Thursday, August 16, 2007

Probably should be a Better Off Dead joke here...
Sort your recycling, people!

Not much sucks more than having a great artist under a terrible writer, unless of course it's a great artist (John Cassaday) co-writing with Ben Raab, and making your favorite character look like a schmuck.

And Ben Raab...man, I don't want to say I hate the guy, but god I hate him. I don't know if he was given an editorial fiat to clearcut everything cool Warren Ellis did on Excalibur, or if he did it himself, but he rode that book into the ground. I'm sure Raab's a good guy and doesn't eat puppies, but I have the same level of distaste for his work that others have for say, Chuck Austen's. Austen at least had brief shining moments of not-total crapitude.

Of course, Raab and Austen may have freed hundreds of readers from a mindless completism, from that stupid primal impulse to buy a comic like Uncanny X-Men month in and month out regardless of the quality of the product. (True, by bottoming it out, but still...) So, don't think of them as hacks, think of them as emancipators. Seriously, it's very much like comics readers didn't realize that they didn't have to buy a particular comic if they weren't enjoying it, until these guys.

Man, out of all the comics I've lost or sold over the years, I still have a ton of these.

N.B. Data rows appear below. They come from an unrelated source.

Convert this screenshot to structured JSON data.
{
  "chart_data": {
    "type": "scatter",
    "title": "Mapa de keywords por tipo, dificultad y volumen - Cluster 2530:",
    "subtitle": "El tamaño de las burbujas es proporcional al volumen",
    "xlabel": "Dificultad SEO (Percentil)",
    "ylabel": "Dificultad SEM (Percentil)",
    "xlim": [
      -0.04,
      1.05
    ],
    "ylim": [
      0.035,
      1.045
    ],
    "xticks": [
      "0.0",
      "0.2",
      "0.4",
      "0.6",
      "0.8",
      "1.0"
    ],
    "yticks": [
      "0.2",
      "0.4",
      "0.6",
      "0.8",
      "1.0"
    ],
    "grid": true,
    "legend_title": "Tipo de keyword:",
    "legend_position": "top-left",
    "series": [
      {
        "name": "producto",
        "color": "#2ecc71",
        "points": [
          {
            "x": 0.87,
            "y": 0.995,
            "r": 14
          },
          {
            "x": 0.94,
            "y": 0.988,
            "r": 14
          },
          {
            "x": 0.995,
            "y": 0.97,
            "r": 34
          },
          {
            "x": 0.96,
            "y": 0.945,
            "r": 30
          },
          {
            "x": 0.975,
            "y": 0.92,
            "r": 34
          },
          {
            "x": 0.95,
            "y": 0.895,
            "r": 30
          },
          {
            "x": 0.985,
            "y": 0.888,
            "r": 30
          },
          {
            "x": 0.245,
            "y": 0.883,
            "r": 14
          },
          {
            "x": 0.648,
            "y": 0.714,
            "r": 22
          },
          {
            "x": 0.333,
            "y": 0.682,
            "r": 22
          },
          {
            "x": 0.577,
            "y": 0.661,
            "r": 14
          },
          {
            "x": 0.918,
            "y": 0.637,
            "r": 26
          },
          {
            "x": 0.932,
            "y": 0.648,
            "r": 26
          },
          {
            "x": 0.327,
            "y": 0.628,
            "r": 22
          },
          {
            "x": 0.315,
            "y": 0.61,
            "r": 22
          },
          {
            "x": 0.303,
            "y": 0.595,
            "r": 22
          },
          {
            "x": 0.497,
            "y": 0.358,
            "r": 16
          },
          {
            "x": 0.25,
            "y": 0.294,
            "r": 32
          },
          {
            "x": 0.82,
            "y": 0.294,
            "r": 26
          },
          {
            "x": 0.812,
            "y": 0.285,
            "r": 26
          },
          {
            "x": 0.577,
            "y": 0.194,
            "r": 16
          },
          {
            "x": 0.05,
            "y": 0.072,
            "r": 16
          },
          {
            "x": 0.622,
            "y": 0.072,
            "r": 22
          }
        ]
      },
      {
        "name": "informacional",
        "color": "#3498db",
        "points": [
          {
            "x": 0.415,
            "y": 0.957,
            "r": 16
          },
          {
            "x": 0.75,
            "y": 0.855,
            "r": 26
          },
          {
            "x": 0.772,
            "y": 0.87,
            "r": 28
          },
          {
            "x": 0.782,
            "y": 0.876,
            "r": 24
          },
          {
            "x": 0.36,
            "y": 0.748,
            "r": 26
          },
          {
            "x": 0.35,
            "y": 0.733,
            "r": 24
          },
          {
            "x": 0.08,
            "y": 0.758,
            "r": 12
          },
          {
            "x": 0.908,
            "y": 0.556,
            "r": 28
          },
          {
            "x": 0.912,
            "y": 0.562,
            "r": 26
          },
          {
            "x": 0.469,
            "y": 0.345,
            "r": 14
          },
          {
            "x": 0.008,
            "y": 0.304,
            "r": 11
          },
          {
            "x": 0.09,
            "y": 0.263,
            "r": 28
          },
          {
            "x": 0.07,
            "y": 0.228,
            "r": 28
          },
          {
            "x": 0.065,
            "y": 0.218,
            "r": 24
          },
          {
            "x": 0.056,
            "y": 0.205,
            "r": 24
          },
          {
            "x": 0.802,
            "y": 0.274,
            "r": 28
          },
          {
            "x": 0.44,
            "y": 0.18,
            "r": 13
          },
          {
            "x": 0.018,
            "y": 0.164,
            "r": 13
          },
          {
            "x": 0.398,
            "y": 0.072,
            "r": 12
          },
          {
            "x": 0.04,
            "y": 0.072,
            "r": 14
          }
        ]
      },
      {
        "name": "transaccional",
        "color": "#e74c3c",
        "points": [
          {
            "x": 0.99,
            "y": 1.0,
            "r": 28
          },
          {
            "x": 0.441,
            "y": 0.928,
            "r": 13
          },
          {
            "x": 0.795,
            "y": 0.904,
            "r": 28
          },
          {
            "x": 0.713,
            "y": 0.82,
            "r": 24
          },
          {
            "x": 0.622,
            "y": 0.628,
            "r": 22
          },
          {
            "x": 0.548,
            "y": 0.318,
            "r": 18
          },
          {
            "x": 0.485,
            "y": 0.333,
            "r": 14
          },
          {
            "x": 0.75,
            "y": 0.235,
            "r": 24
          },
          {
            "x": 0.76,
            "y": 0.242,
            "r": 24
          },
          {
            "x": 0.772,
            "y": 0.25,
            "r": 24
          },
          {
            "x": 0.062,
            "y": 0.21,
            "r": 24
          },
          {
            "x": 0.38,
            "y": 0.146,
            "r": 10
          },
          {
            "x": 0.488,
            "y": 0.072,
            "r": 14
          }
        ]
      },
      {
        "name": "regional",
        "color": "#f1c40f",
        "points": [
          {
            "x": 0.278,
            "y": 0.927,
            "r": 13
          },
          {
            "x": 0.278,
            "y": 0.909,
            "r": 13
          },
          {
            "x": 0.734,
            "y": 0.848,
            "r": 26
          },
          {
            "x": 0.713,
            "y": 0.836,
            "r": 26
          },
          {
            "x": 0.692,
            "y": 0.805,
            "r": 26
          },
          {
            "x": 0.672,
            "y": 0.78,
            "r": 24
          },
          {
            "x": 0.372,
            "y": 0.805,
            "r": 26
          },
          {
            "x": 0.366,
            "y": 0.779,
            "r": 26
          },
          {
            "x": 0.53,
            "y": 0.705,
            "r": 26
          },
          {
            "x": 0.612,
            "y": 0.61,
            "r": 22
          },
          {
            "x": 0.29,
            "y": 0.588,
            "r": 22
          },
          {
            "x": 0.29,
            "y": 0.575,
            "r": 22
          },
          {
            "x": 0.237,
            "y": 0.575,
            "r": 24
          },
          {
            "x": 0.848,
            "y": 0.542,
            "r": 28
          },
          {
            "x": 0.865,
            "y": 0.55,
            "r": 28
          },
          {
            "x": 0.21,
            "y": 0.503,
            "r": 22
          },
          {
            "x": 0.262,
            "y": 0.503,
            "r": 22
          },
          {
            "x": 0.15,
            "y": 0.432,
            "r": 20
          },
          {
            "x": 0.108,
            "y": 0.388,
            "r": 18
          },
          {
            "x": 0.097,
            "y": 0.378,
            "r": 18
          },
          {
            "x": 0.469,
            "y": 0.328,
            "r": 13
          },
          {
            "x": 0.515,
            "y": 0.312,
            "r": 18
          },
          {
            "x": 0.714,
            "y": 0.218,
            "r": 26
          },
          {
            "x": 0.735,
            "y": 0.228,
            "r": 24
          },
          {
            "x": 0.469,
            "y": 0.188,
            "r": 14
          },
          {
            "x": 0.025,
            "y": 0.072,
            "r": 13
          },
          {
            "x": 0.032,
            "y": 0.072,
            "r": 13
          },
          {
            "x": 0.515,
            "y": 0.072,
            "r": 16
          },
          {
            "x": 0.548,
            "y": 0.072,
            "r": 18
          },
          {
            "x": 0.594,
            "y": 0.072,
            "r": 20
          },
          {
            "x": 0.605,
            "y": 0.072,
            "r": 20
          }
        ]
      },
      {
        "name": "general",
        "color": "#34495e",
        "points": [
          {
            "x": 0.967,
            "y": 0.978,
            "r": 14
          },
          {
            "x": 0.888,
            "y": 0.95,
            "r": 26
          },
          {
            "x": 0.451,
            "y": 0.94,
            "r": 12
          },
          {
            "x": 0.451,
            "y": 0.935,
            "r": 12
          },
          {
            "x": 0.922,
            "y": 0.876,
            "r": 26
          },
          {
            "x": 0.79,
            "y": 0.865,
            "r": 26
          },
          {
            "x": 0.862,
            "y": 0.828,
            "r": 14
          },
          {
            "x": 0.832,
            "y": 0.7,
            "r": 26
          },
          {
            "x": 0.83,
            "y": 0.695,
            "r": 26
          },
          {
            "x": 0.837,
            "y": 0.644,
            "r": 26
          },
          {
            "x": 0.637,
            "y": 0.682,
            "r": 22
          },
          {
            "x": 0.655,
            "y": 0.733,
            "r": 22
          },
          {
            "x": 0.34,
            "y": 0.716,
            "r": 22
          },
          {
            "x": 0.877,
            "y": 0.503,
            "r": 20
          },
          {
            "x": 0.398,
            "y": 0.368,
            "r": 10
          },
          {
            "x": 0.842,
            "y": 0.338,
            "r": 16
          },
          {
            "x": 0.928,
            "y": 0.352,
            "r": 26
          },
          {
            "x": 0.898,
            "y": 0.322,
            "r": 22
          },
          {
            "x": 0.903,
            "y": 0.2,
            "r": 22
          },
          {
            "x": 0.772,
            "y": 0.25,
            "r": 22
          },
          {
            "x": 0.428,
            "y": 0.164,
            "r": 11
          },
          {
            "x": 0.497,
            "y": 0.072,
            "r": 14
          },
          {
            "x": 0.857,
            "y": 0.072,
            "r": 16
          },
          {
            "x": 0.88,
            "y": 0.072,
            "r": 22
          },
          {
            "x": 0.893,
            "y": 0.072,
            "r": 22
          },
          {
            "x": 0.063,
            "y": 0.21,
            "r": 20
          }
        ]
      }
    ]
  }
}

And almost uniformly, they reek. It just occurred to me, and I probably wouldn't since I'm a huge packrat, but could I even get rid of them? Or are they like hazardous waste comics, potentially toxic to anyone that might want to continue reading comics in the future? Like lead poisoning or something, like leaving the Draco or the Drago or whatever the hell it was somewhere where kids could read it would permanently put them off comics.

It also staggers me to think that about the same time as the first X-Men movie, the comic was going into a long doldrums. And right about now, with the third Spider-Man movie out, I can't remember the last time I bought a new issue of the regular Spider-Man comics, at full price anyway.

I think I blogged too many good comics lately, so this has been from X-Men/Alpha Flight #1. This copy has a quarter sticker on it, but I have a sinking feeling that I paid full price for it back in 1998.

1 comment:

  1. Hooboy, you are preaching to the choir, my friend. As a former Marvel Zombie, I now look back at my life in some wonder. When did X-men become so terrible, and why didn't I notice it at the time?

    I won't even go into what they've done to Nightcrawler, who is still one of my favorites.